Pero los minutos seguían pasando, y la noche perdió su incandescencia crepuscular. Las estrellas se volvieron más brillantes aún. La brisa iba y venía.

Esperemos.

A través de los ojos femeninos vi su sala como si realmente pudiera atravesar pisos y paredes con mi vista: limpia, aunque con muebles viejos de horrible enchapado, vencidos, que poco le importaban. Todo estaba lustrado con un líquido aromático de su preferencia. La luz de neón traspasaba las cortinas de dacron, triste e insípida como el patio de abajo.
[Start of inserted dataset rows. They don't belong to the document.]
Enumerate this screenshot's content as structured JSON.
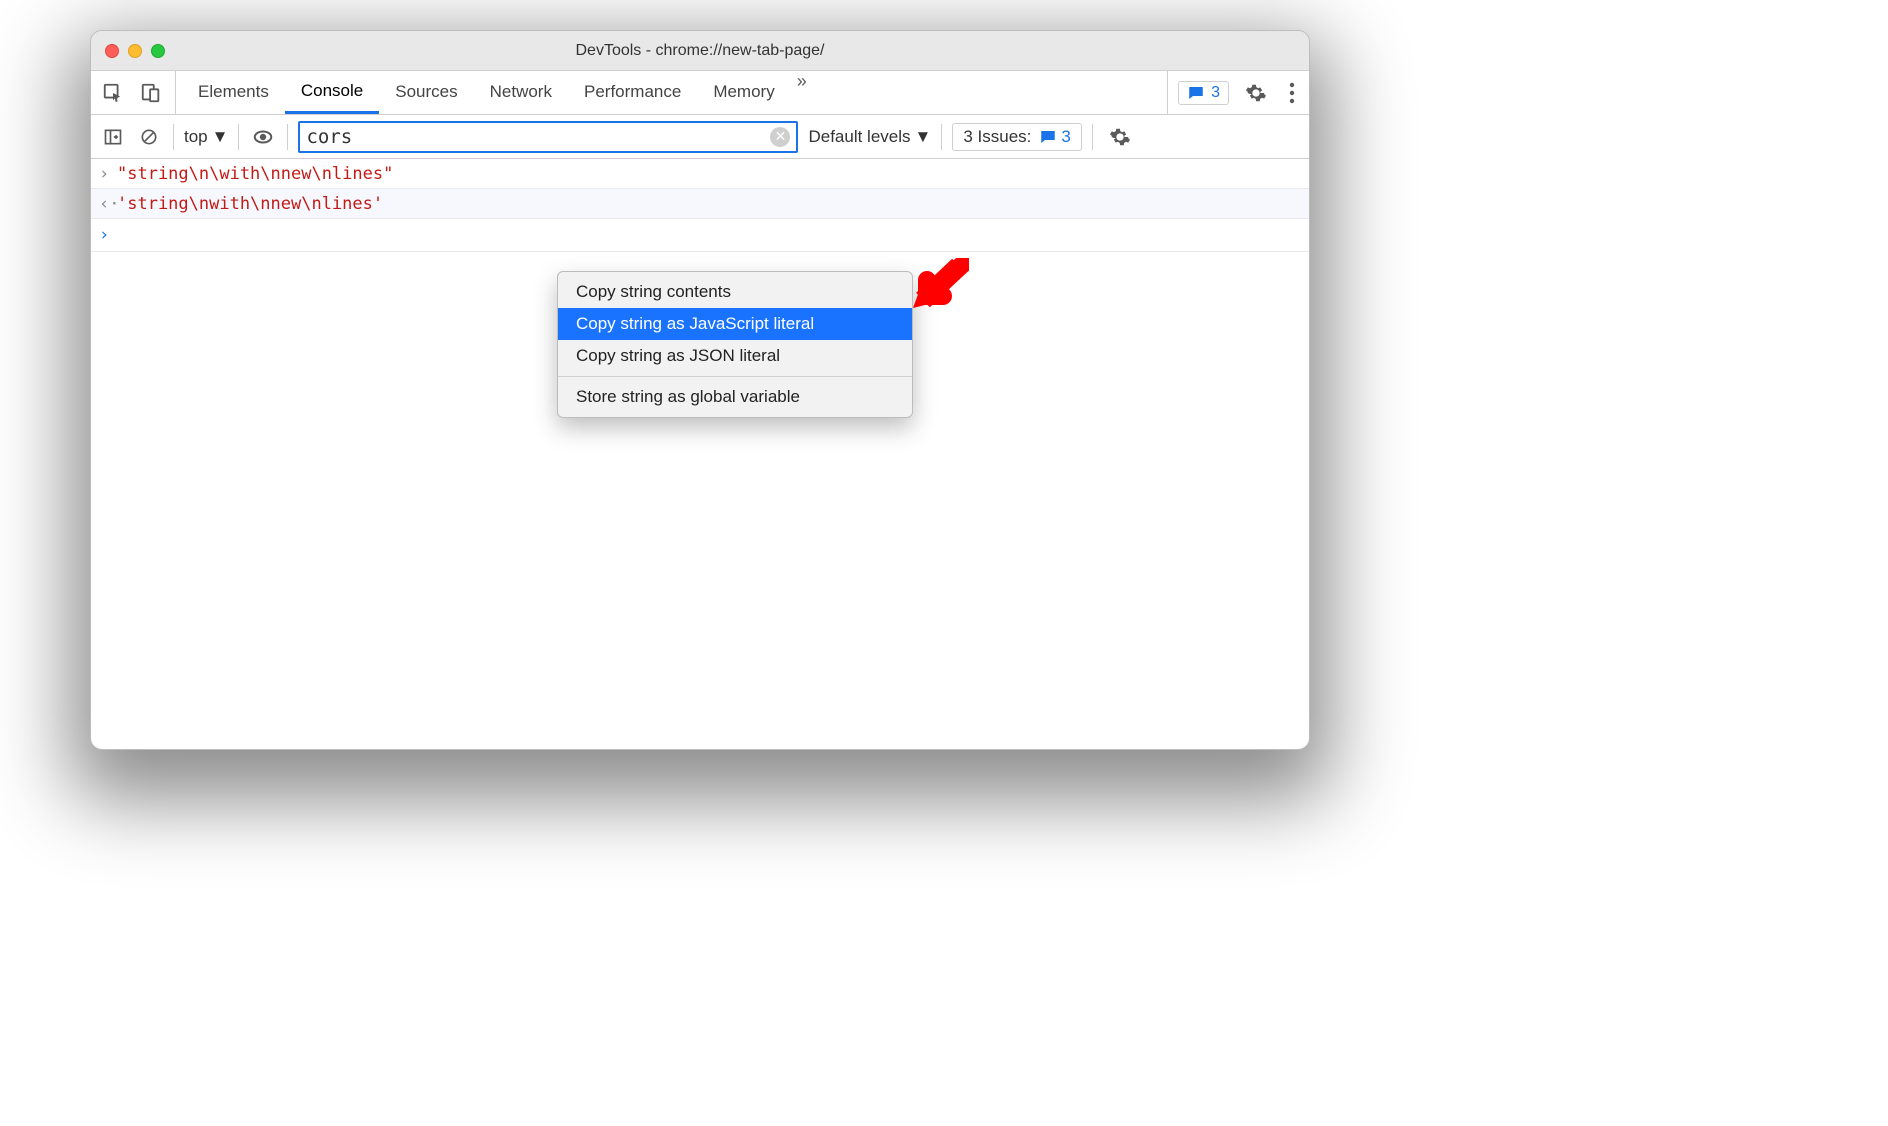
{
  "window": {
    "title": "DevTools - chrome://new-tab-page/"
  },
  "tabs": {
    "items": [
      "Elements",
      "Console",
      "Sources",
      "Network",
      "Performance",
      "Memory"
    ],
    "active": "Console",
    "overflow": "»"
  },
  "messages_badge": "3",
  "toolbar": {
    "context": "top",
    "filter_value": "cors",
    "levels": "Default levels",
    "issues_label": "3 Issues:",
    "issues_count": "3"
  },
  "console": {
    "line1": "\"string\\n\\with\\nnew\\nlines\"",
    "line2": "'string\\nwith\\nnew\\nlines'"
  },
  "context_menu": {
    "items": [
      "Copy string contents",
      "Copy string as JavaScript literal",
      "Copy string as JSON literal",
      "Store string as global variable"
    ],
    "highlighted": 1
  }
}
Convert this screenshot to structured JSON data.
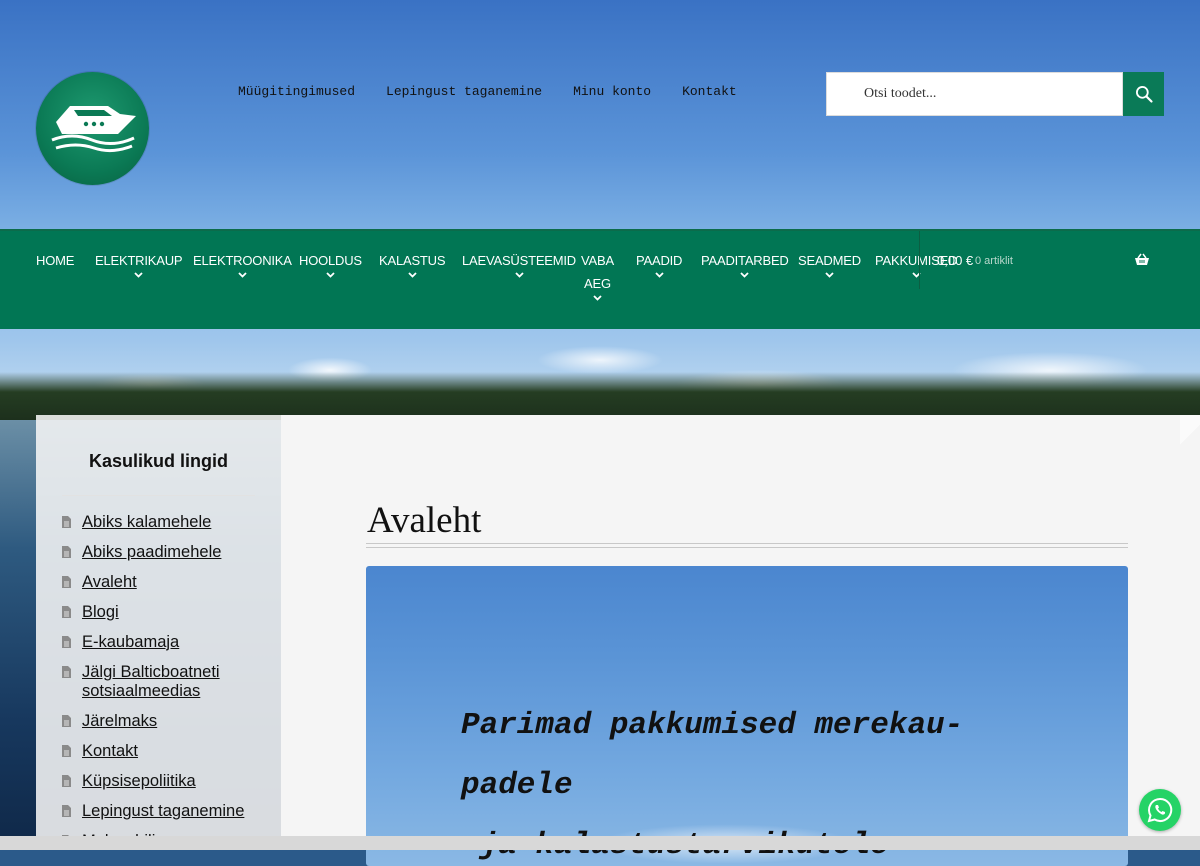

Pero estaba el resplandor reconfortante de las lámparas pequeñas y bien ubicadas. Eso era lo que le importaba.

En un sillón hamaca de madera noble y horrible tapizado a cuadros escoceses, se sentó; serena, figura diminuta pero señorial, con la novela abierta ya en la mano. Qué placer encontrar se de nuevo con Francie Nolan. Sus rodillas flacas apenas si quedaban ocultas bajo el batón floreado que había sacado del placard, y se había puesto las chinelas azules que parecían medias en sus piececillos deformes. El pelo largo, canoso, lo había peinado en una sola trenza gruesa y elegante.

En la pantalla de su pequeño televisor en blanco y negro, artistas de cine ya muertos discutían sin emitir sonido. Joan Fontaine cree que Cary Grana está por matarla. Y a juzgar por el rostro de Grana, a mí me dio la mismísima impresión. ¿Cómo puede nadie confiar en Cary Grana —me pregunté—, un hombre que parece hecho de madera?

Ella no necesitaba oír las voces pues ya había visto la película unas trece veces, según calculaba. La novela que tenía en la falda la había leído tan sólo dos, por lo cual iba a ser un placer especial volver a tomar contacto con esos párrafos que aún no sabía de memoria.

Desde las sombras del jardín de abajo percibí el concepto que tenía ella  de sí misma, cómo se aceptaba sin dramas, sin apegarse al mal gusto que la rodeaba. Sus pocos tesoros cabían en cualquier mueble. El libro y la pantalla iluminada eran más importantes que cualquier otra cosa que poseyera, y bien sabía ella de la espiritualidad que los animaba. Hasta el color de su ropa funcional y sin estilo era algo por lo que no valía la pena preocupar se.

Mi asesino vagabundo estaba al borde de la parálisis, su mente poblada de momentos tan personales que desafiaban toda interpretación.

Di la vuelta al edificio y encontré la escalerita que subía hasta la cocina de la mujer. La cerradura cedió fácilmente cuando se lo ordené, y la puerta se abrió como si yo la hubiera tocado, cosa que no hice.